Une heure avant la fin du monde
de Joseph Roth

critiqué par Sahkti, le 25 août 2005
(Genève - 50 ans)


La note:  étoiles
Fin d'une société
Joseph Roth était écrivain et journaliste, c'était également un incroyable militant qui livra des réflexions désespérées et lucides sur l'effondrement de la société dès les années 20. A travers ces chroniques rédigées entre 1924 et 1938 réunies chez Liana Levi, on prend de plein fouet le cri de désespoir et d'urgence de Joseph Roth qui hurle au danger face à la montée d' Hitler, face à l'idéologie nazie dont il décèle rapidement les horreurs et surtout, qui tente en vain de secouer les juifs d'Allemagne qui pensent que, parce qu'ils sont Allemands, ils seront épargnés.
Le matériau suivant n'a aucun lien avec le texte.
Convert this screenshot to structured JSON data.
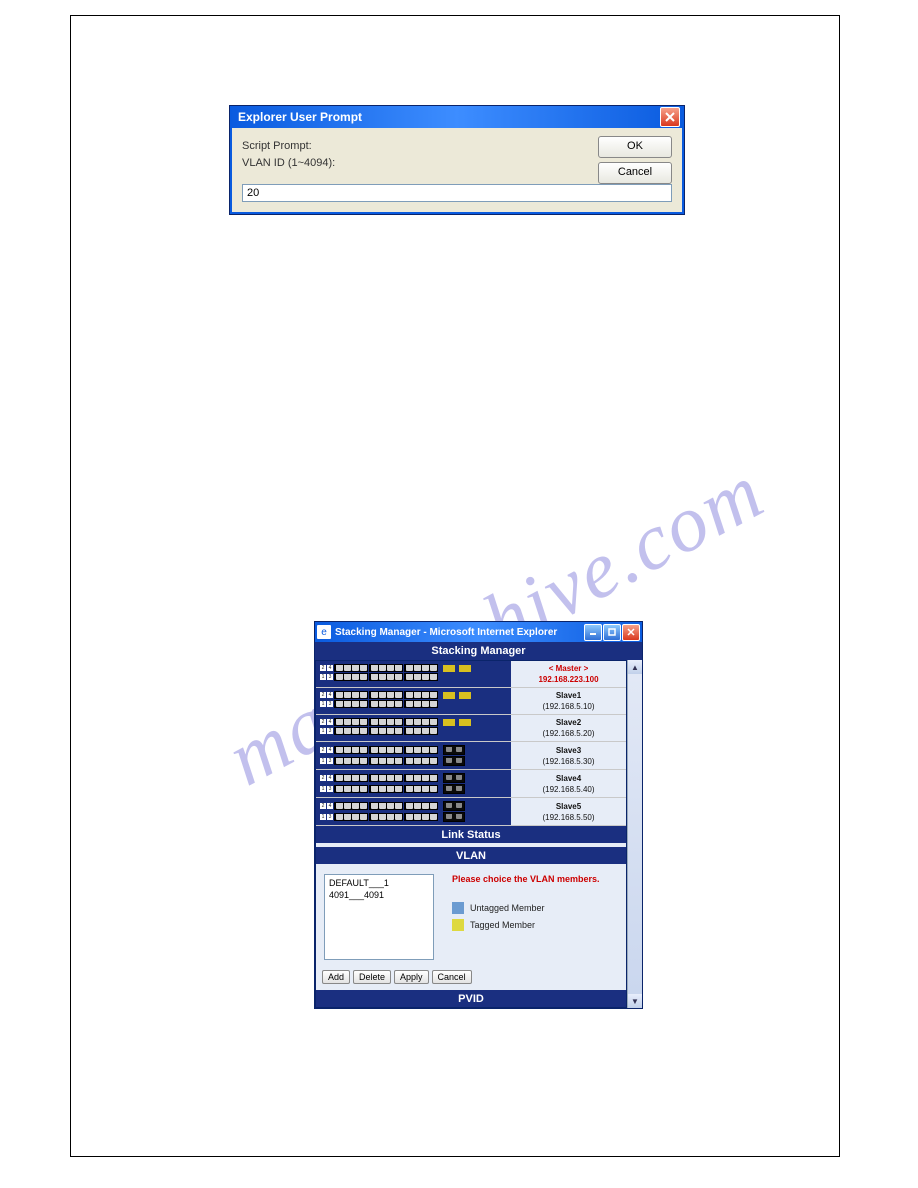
{
  "prompt": {
    "title": "Explorer User Prompt",
    "line1": "Script Prompt:",
    "line2": "VLAN ID (1~4094):",
    "ok": "OK",
    "cancel": "Cancel",
    "value": "20"
  },
  "stacking": {
    "window_title": "Stacking Manager - Microsoft Internet Explorer",
    "header": "Stacking Manager",
    "link_status": "Link Status",
    "vlan_header": "VLAN",
    "pvid_header": "PVID",
    "switches": [
      {
        "name": "< Master >",
        "ip": "192.168.223.100",
        "master": true,
        "sfp": true
      },
      {
        "name": "Slave1",
        "ip": "(192.168.5.10)",
        "master": false,
        "sfp": true
      },
      {
        "name": "Slave2",
        "ip": "(192.168.5.20)",
        "master": false,
        "sfp": true
      },
      {
        "name": "Slave3",
        "ip": "(192.168.5.30)",
        "master": false,
        "sfp": false
      },
      {
        "name": "Slave4",
        "ip": "(192.168.5.40)",
        "master": false,
        "sfp": false
      },
      {
        "name": "Slave5",
        "ip": "(192.168.5.50)",
        "master": false,
        "sfp": false
      }
    ],
    "vlan_list": [
      "DEFAULT___1",
      "4091___4091"
    ],
    "vlan_msg": "Please choice the VLAN members.",
    "legend_untagged": "Untagged Member",
    "legend_tagged": "Tagged Member",
    "legend_color_untagged": "#6b9bd1",
    "legend_color_tagged": "#ded940",
    "buttons": {
      "add": "Add",
      "delete": "Delete",
      "apply": "Apply",
      "cancel": "Cancel"
    }
  },
  "watermark": "manualchive.com"
}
Illusion complète qui fait enrager Joseph Roth.
C'est un texte très violent, noir et obscur, chargé de haine contre l'oppresseur nazi et l'anéantissement qui se profile pour toute une société. Chargé de tristesse aussi. Roth enrage devant cet optimisme juif allemand qui le met en boule mais le décourage complètement. Comment faire comprendre à tous ces gens que c'est sans doute la mort qui les attend, eux dont la plupart sont des intellectuels et qui ne voient rien ou presque du danger qui les guette.
C'est un autre discours que celui de Primo Levi mais ça secoue de la même manière, ça incite à la réflexion et à un recul nécessaire pour se mettre à la place de tous les acteurs de cette époque et comprendre les motivations de chacun. Pas toujours évident.
Joseph Roth, un témoin de son temps 8 étoiles

Joseph Roth est un grand écrivain autrichien, mais il a été aussi un très grand journaliste. Cette courte anthologie contient des textes et des articles de cet écrivain, témoin de son temps et héraut courageux qui n'a eu de cesse de tirer la sonnette d'alarme face à la peste brune.
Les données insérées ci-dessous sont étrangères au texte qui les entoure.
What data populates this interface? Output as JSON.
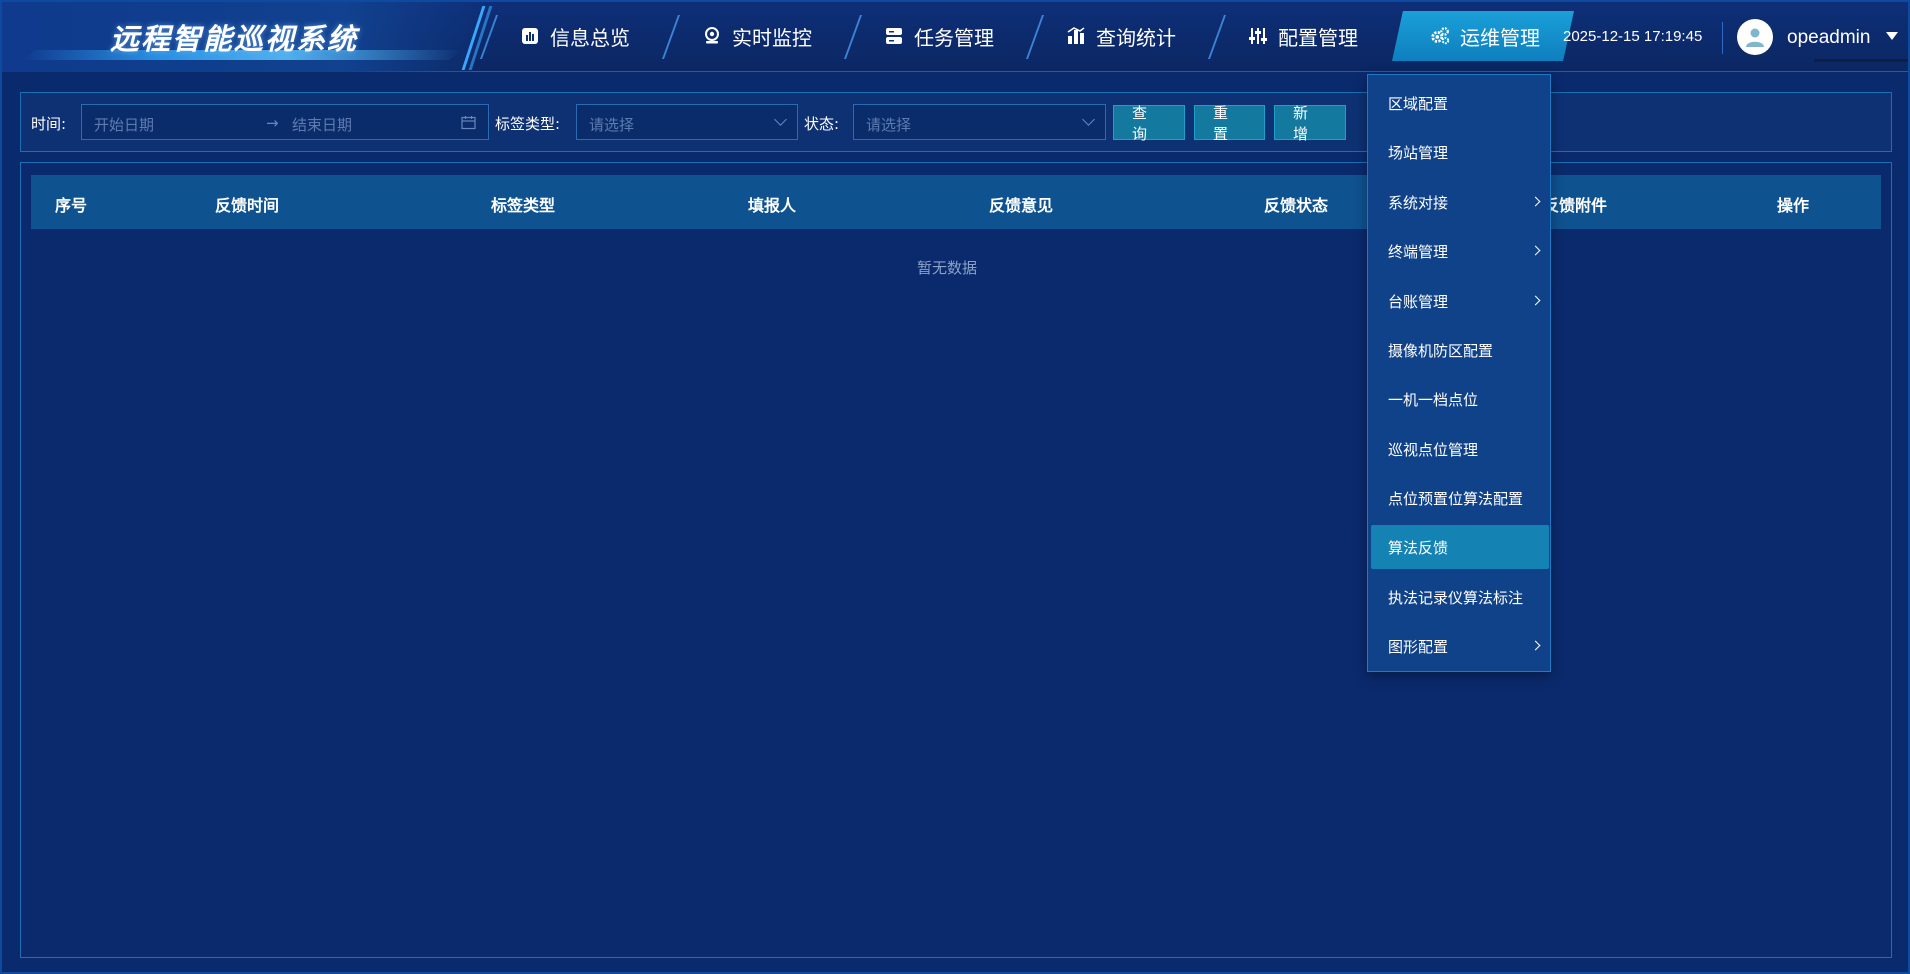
{
  "app": {
    "title": "远程智能巡视系统"
  },
  "nav": {
    "items": [
      {
        "label": "信息总览",
        "icon": "chart-bar-icon"
      },
      {
        "label": "实时监控",
        "icon": "webcam-icon"
      },
      {
        "label": "任务管理",
        "icon": "server-icon"
      },
      {
        "label": "查询统计",
        "icon": "stats-icon"
      },
      {
        "label": "配置管理",
        "icon": "sliders-icon"
      },
      {
        "label": "运维管理",
        "icon": "gears-icon",
        "active": true
      }
    ]
  },
  "header": {
    "datetime": "2025-12-15 17:19:45",
    "username": "opeadmin"
  },
  "filters": {
    "time_label": "时间:",
    "start_placeholder": "开始日期",
    "end_placeholder": "结束日期",
    "date_separator": "→",
    "tag_type_label": "标签类型:",
    "tag_type_placeholder": "请选择",
    "status_label": "状态:",
    "status_placeholder": "请选择",
    "query_button": "查 询",
    "reset_button": "重 置",
    "add_button": "新 增"
  },
  "table": {
    "columns": [
      "序号",
      "反馈时间",
      "标签类型",
      "填报人",
      "反馈意见",
      "反馈状态",
      "反馈附件",
      "操作"
    ],
    "empty_text": "暂无数据"
  },
  "menu": {
    "items": [
      {
        "label": "区域配置",
        "has_submenu": false
      },
      {
        "label": "场站管理",
        "has_submenu": false
      },
      {
        "label": "系统对接",
        "has_submenu": true
      },
      {
        "label": "终端管理",
        "has_submenu": true
      },
      {
        "label": "台账管理",
        "has_submenu": true
      },
      {
        "label": "摄像机防区配置",
        "has_submenu": false
      },
      {
        "label": "一机一档点位",
        "has_submenu": false
      },
      {
        "label": "巡视点位管理",
        "has_submenu": false
      },
      {
        "label": "点位预置位算法配置",
        "has_submenu": false
      },
      {
        "label": "算法反馈",
        "has_submenu": false,
        "active": true
      },
      {
        "label": "执法记录仪算法标注",
        "has_submenu": false
      },
      {
        "label": "图形配置",
        "has_submenu": true
      }
    ]
  },
  "colors": {
    "background": "#0a2a6e",
    "accent": "#1483b3",
    "header_active": "#1aa0d8"
  }
}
L'auteur met en garde les lecteurs. Il assiste à la montée du national-socialisme, se méfie très vite de cet Hitler et des hommes qui l'entourent. Il pressent des drames à venir et la chute de l'Autriche. L'effondrement de l'empire austro-hongrois a déjà suffisamment affecté l'auteur. Voir l'Autriche tomber sous l'emprise de ce tyran est une défaite terrible pour Joseph Roth. Dans ses textes Joseph Roth est d'une extrême franchise et affirme ses idées clairement. Il n'hésite pas à écrire à un gouverneur pour lui donner son point de vue et accabler de reproches ce même homme. Quand il est critiqué ou incompris, il prend sa plume pour faire paraître une réponse argumentée dans la presse. La situation des Juifs l'interpelle. Il s'en inquiète tout en ne tombant pas dans un manichéisme naïf. Il évoque aussi le Prater, ce quartier où figure un grand parc d'attraction où figurait "la chambre de l'épouvante", sauf que désormais plus besoin de décors factices pour impressionner, ce lieu célèbre viennois a connu des scènes atroces qui sont malheureusement bien réelles.
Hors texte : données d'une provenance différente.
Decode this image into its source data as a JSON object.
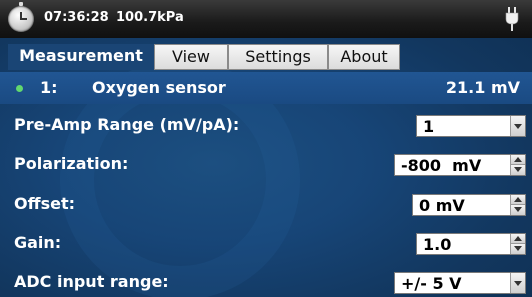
{
  "statusbar": {
    "time": "07:36:28",
    "pressure": "100.7kPa",
    "left_icon": "stopwatch-icon",
    "right_icon": "power-plug-icon"
  },
  "tabs": [
    {
      "label": "Measurement",
      "active": true
    },
    {
      "label": "View",
      "active": false
    },
    {
      "label": "Settings",
      "active": false
    },
    {
      "label": "About",
      "active": false
    }
  ],
  "sensor": {
    "status_color": "#62d86e",
    "number": "1:",
    "name": "Oxygen sensor",
    "value": "21.1 mV"
  },
  "settings": {
    "preamp": {
      "label": "Pre-Amp Range (mV/pA):",
      "value": "1"
    },
    "polarization": {
      "label": "Polarization:",
      "value": "-800  mV"
    },
    "offset": {
      "label": "Offset:",
      "value": "0 mV"
    },
    "gain": {
      "label": "Gain:",
      "value": "1.0"
    },
    "adc": {
      "label": "ADC input range:",
      "value": "+/- 5 V"
    }
  }
}
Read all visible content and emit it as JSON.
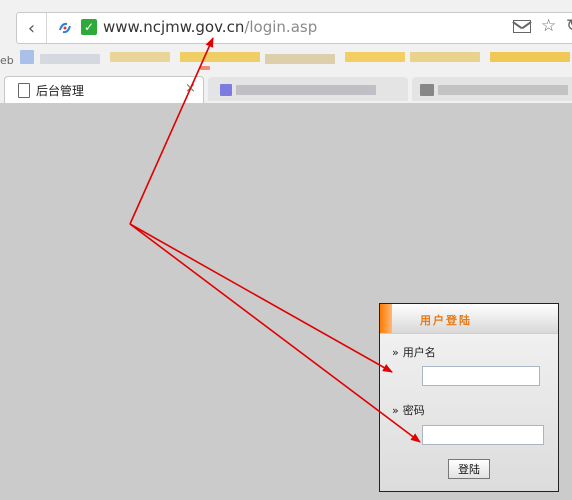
{
  "browser": {
    "url_host": "www.ncjmw.gov.cn",
    "url_path": "/login.asp",
    "bookmark_label": "eb",
    "active_tab_title": "后台管理",
    "tab_close_glyph": "×",
    "back_glyph": "‹",
    "secure_glyph": "✓",
    "star_glyph": "☆",
    "reload_glyph": "↻"
  },
  "login": {
    "title": "用户登陆",
    "username_label": "用户名",
    "password_label": "密码",
    "field_marker": "»",
    "username_value": "",
    "password_value": "",
    "submit_label": "登陆"
  },
  "annotation": {
    "arrow_color": "#e00000"
  },
  "colors": {
    "page_background": "#cbcbcb",
    "login_title": "#e87a18",
    "secure_green": "#2eaa3a"
  }
}
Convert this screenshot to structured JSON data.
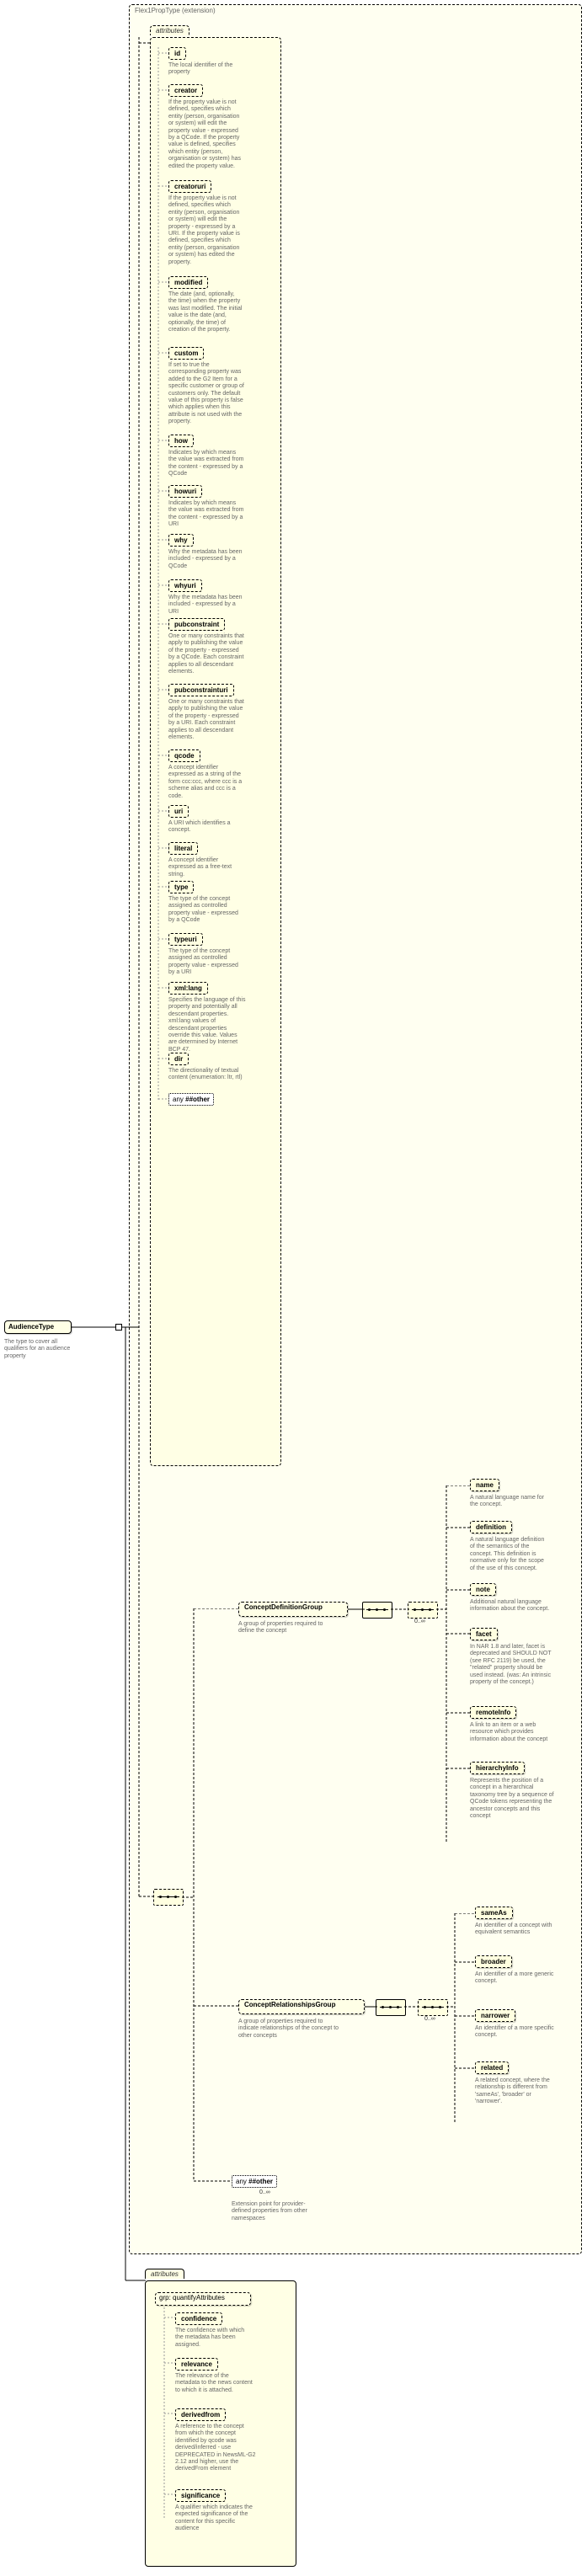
{
  "root": {
    "name": "AudienceType",
    "desc": "The type to cover all qualifiers for an audience property"
  },
  "extension": {
    "type_text": "Flex1PropType (extension)",
    "attr_label": "attributes",
    "attr_label2": "attributes",
    "grp_label": "grp: quantifyAttributes",
    "attrs": {
      "id": {
        "name": "id",
        "desc": "The local identifier of the property"
      },
      "creator": {
        "name": "creator",
        "desc": "If the property value is not defined, specifies which entity (person, organisation or system) will edit the property value - expressed by a QCode. If the property value is defined, specifies which entity (person, organisation or system) has edited the property value."
      },
      "creatoruri": {
        "name": "creatoruri",
        "desc": "If the property value is not defined, specifies which entity (person, organisation or system) will edit the property - expressed by a URI. If the property value is defined, specifies which entity (person, organisation or system) has edited the property."
      },
      "modified": {
        "name": "modified",
        "desc": "The date (and, optionally, the time) when the property was last modified. The initial value is the date (and, optionally, the time) of creation of the property."
      },
      "custom": {
        "name": "custom",
        "desc": "If set to true the corresponding property was added to the G2 Item for a specific customer or group of customers only. The default value of this property is false which applies when this attribute is not used with the property."
      },
      "how": {
        "name": "how",
        "desc": "Indicates by which means the value was extracted from the content - expressed by a QCode"
      },
      "howuri": {
        "name": "howuri",
        "desc": "Indicates by which means the value was extracted from the content - expressed by a URI"
      },
      "why": {
        "name": "why",
        "desc": "Why the metadata has been included - expressed by a QCode"
      },
      "whyuri": {
        "name": "whyuri",
        "desc": "Why the metadata has been included - expressed by a URI"
      },
      "pubconstraint": {
        "name": "pubconstraint",
        "desc": "One or many constraints that apply to publishing the value of the property - expressed by a QCode. Each constraint applies to all descendant elements."
      },
      "pubconstrainturi": {
        "name": "pubconstrainturi",
        "desc": "One or many constraints that apply to publishing the value of the property - expressed by a URI. Each constraint applies to all descendant elements."
      },
      "qcode": {
        "name": "qcode",
        "desc": "A concept identifier expressed as a string of the form ccc:ccc, where ccc is a scheme alias and ccc is a code."
      },
      "uri": {
        "name": "uri",
        "desc": "A URI which identifies a concept."
      },
      "literal": {
        "name": "literal",
        "desc": "A concept identifier expressed as a free-text string."
      },
      "type": {
        "name": "type",
        "desc": "The type of the concept assigned as controlled property value - expressed by a QCode"
      },
      "typeuri": {
        "name": "typeuri",
        "desc": "The type of the concept assigned as controlled property value - expressed by a URI"
      },
      "xmllang": {
        "name": "xml:lang",
        "desc": "Specifies the language of this property and potentially all descendant properties. xml:lang values of descendant properties override this value. Values are determined by Internet BCP 47."
      },
      "dir": {
        "name": "dir",
        "desc": "The directionality of textual content (enumeration: ltr, rtl)"
      },
      "any_other": {
        "name": "##other"
      }
    },
    "def_group": {
      "name": "ConceptDefinitionGroup",
      "desc": "A group of properties required to define the concept",
      "children": {
        "name": {
          "name": "name",
          "desc": "A natural language name for the concept."
        },
        "definition": {
          "name": "definition",
          "desc": "A natural language definition of the semantics of the concept. This definition is normative only for the scope of the use of this concept."
        },
        "note": {
          "name": "note",
          "desc": "Additional natural language information about the concept."
        },
        "facet": {
          "name": "facet",
          "desc": "In NAR 1.8 and later, facet is deprecated and SHOULD NOT (see RFC 2119) be used, the \"related\" property should be used instead. (was: An intrinsic property of the concept.)"
        },
        "remoteInfo": {
          "name": "remoteInfo",
          "desc": "A link to an item or a web resource which provides information about the concept"
        },
        "hierarchyInfo": {
          "name": "hierarchyInfo",
          "desc": "Represents the position of a concept in a hierarchical taxonomy tree by a sequence of QCode tokens representing the ancestor concepts and this concept"
        }
      }
    },
    "rel_group": {
      "name": "ConceptRelationshipsGroup",
      "desc": "A group of properties required to indicate relationships of the concept to other concepts",
      "children": {
        "sameAs": {
          "name": "sameAs",
          "desc": "An identifier of a concept with equivalent semantics"
        },
        "broader": {
          "name": "broader",
          "desc": "An identifier of a more generic concept."
        },
        "narrower": {
          "name": "narrower",
          "desc": "An identifier of a more specific concept."
        },
        "related": {
          "name": "related",
          "desc": "A related concept, where the relationship is different from 'sameAs', 'broader' or 'narrower'."
        }
      }
    },
    "any_other2": {
      "name": "##other",
      "desc": "Extension point for provider-defined properties from other namespaces"
    },
    "qattrs": {
      "confidence": {
        "name": "confidence",
        "desc": "The confidence with which the metadata has been assigned."
      },
      "relevance": {
        "name": "relevance",
        "desc": "The relevance of the metadata to the news content to which it is attached."
      },
      "derivedfrom": {
        "name": "derivedfrom",
        "desc": "A reference to the concept from which the concept identified by qcode was derived/inferred - use DEPRECATED in NewsML-G2 2.12 and higher, use the derivedFrom element"
      },
      "significance": {
        "name": "significance",
        "desc": "A qualifier which indicates the expected significance of the content for this specific audience"
      }
    }
  },
  "occ": {
    "zero_inf": "0..∞"
  }
}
Joseph Roth ne se contente pas de décrire et de constater, il problématise, explique et analyse. Son texte sur la propagande est intéressant. L'on sent sa volonté de décrypter le mal nazi et de donner des clés pour ne pas se laisser tromper par ces discours manipulateurs. L'intellectuel est celui qui dit et qui agit. Il s'intéresse dans certains textes à des figures artistiques et sur l'acte d'écrire sous le IIIe Reich. Les propos de l'auteur sonnent comme des avertissements, des mises en garde, voire des secousses électriques afin d'éveiller les consciences. Ses textes se font ironiques, parfois polémiques. Les mots sont des armes quand il faut résister.

Les textes de Roth sont de très bonnes analyses et permettent de mesurer de l'intérieur la montée du national-socialisme. Cette lucidité est glaçante et donne à voir un monde qui bascule alors même que des consciences éclairées expriment avec courage leur méfiance.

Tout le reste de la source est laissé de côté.